High Reynolds number asymptotic theories are used to describe nonlinear equilibrium solutions of the Navier Stokes equations. In the first case we describe vortex-wave interaction states involving inviscid wave systems propagating on streaky flows. We give explicit forms for the back effect of the wave on the roll with the latter then acting on the streak to make the system self-sustained. The asymptotic theory describes with remarkable accuracy Navier Stokes solutions of equilibrium solutions of channel flows. The first type of vortex-wave interaction (VWI) appears at quite low Reynolds number and defines explicitly the edge states visited by DNS simulations of sufficiently large initial disturbances to shear flows leading to turbulent flows. At low streamwise wavenumbers a new asymptotic structure emerges and it describes localized solutions closely resembling turbulent spots observed experimentally or calculated numerically. The VWI results imply the size of the minimal seed needed for a flow to become turbulent and the minimum box size needed for sustained turbulence to exist.
Another class of VWI states connects with the first branch and represent flows with inflected critical layers. These solutions have much higher drag than the first branch and are visited regularly by DNS simulations of turbulent flows. In the long wavelength limit the two branches merge in a complex manner and the nature of that merger has consequences for the existence of sustained turbulence in channels or pipes of infinite length.
The work is extended to external boundary layers and the corresponding equilibrium states are discussed.
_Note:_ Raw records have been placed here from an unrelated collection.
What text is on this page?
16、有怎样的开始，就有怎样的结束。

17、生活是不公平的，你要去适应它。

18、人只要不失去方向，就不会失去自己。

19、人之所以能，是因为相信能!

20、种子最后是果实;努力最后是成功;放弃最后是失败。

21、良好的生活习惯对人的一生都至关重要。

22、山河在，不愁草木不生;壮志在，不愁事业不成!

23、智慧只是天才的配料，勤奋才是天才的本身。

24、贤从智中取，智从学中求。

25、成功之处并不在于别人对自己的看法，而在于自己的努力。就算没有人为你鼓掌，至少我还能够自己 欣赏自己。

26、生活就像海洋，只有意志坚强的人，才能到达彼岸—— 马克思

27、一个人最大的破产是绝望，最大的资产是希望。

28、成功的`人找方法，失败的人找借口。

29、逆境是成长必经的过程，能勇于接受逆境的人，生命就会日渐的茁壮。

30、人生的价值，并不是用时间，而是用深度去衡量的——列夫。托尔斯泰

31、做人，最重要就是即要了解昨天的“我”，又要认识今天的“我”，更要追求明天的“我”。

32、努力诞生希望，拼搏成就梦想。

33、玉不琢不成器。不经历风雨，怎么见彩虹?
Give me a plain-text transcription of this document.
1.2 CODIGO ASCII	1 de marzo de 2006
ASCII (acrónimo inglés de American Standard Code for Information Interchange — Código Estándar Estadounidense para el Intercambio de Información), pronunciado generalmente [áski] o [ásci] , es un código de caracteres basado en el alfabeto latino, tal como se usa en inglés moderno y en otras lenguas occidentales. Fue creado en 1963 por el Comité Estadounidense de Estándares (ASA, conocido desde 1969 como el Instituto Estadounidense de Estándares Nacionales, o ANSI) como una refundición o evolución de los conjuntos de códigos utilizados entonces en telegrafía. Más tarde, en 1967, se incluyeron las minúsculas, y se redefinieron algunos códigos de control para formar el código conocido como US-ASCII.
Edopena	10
In the first case a parallel boundary layer is investigated we find that in addition to states corresponding to internal flows, in external flows a new kind of asymptotic state emerges. The new state is generated in a layer at the edge of the boundary layer and drives streaky flows there and in the main part of the boundary layer. We refer to the new state as an exact freestream coherent structure. The work is extended to growing boundary layers and we see nonparallel effects now dominate the process and restrict the structure to only persist over finite distances downstream. The relationship of the structures to experiments is discussed.